In Douglas Valentine's A Crow's Dream “there is / No dark side to / The planet anymore." Other mysteries are ominous: “How much of all that seems certain / Could vanish with a word?" The natural world is tangible to Valentine as he prunes trees or watches “ghostly columns of frozen mist arise" from the Contoocook River in winter. Yet all is not lyric: Marvis Flynn, protagonist of a long poem that takes up a quarter of the book, parodies the Lord's Prayer: “Give us this day our daily dread." Sinister characters abound. The villainous Cadillac Jack compares his prostitutes to cars and strikes a match “across her teeth." Love is uncertain, although it may redeem you; and, as in Ovid, characters who seem stable change into other forms-birds, perhaps. Sometimes Valentine channels Robert Frost, sometimes old ballads, sometimes the Surrealists.

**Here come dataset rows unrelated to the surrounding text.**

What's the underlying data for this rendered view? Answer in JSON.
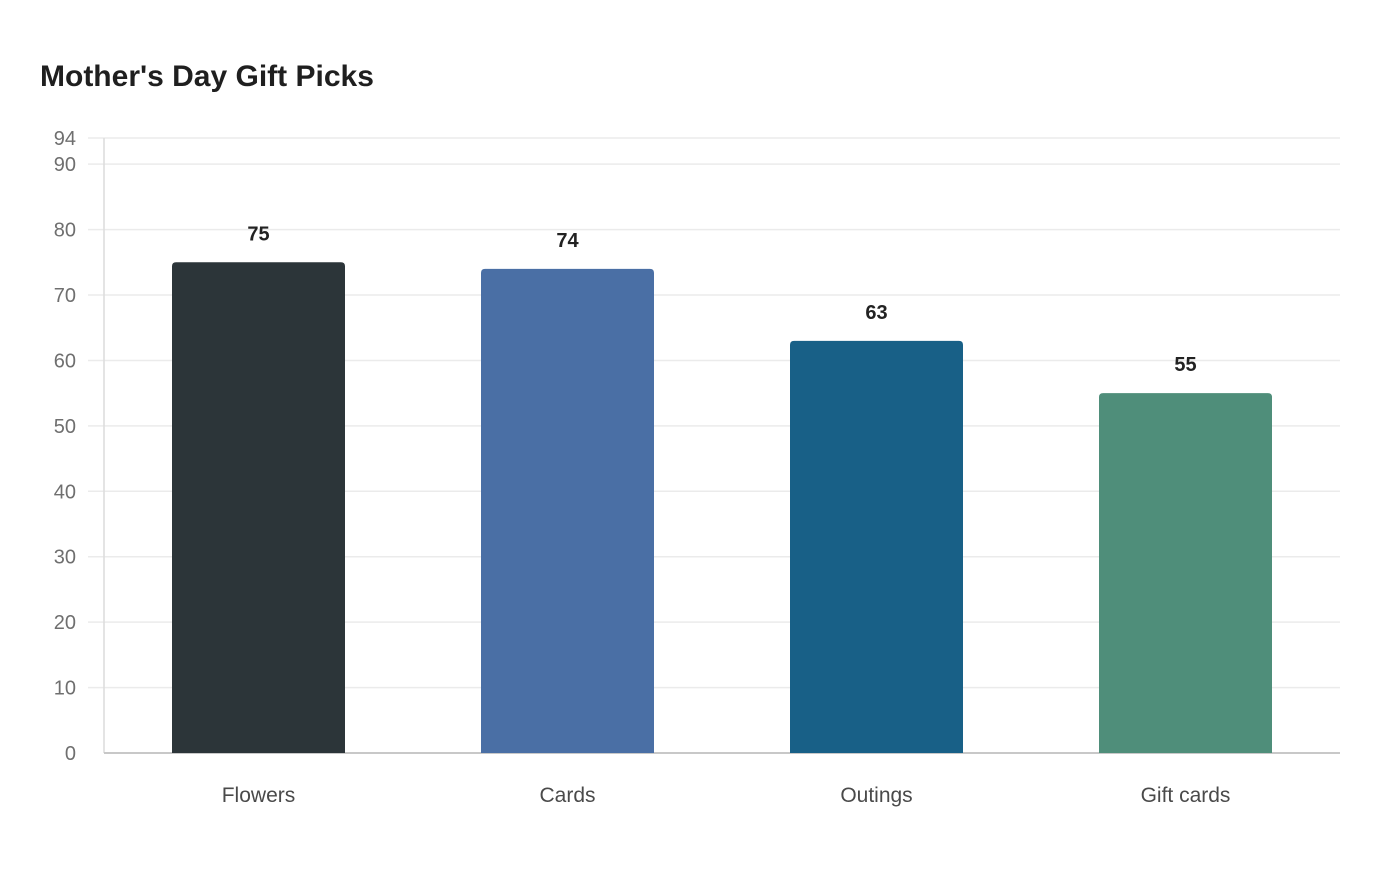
{
  "chart_data": {
    "type": "bar",
    "title": "Mother's Day Gift Picks",
    "categories": [
      "Flowers",
      "Cards",
      "Outings",
      "Gift cards"
    ],
    "values": [
      75,
      74,
      63,
      55
    ],
    "colors": [
      "#2c3539",
      "#4a6fa5",
      "#186087",
      "#4f8e7a"
    ],
    "xlabel": "",
    "ylabel": "",
    "ylim": [
      0,
      94
    ],
    "yticks": [
      0,
      10,
      20,
      30,
      40,
      50,
      60,
      70,
      80,
      90,
      94
    ],
    "grid": true,
    "legend": "none",
    "data_labels": true
  }
}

DOUGLAS VALENTINE  is an American journalist and author of The Phoenix Program, The Strength of the Wolf (winner of the Choice Academic Library Award), and The Strength of the Pack. as well as two literary works, TDY and A Crow’s Dream. His articles have appeared regularly in CounterPunch, ConsortiumNews, and elsewhere. Portions of his research materials are archived at the National Security Archive (both a Vietnam Collection and a separate Drug Enforcement Collection), Texas Tech University’s Vietnam Center, and John Jay College. He provided expert testimony at the King v Jowers trial on the Martin Luther King, Jr. assassination at the request of the King family.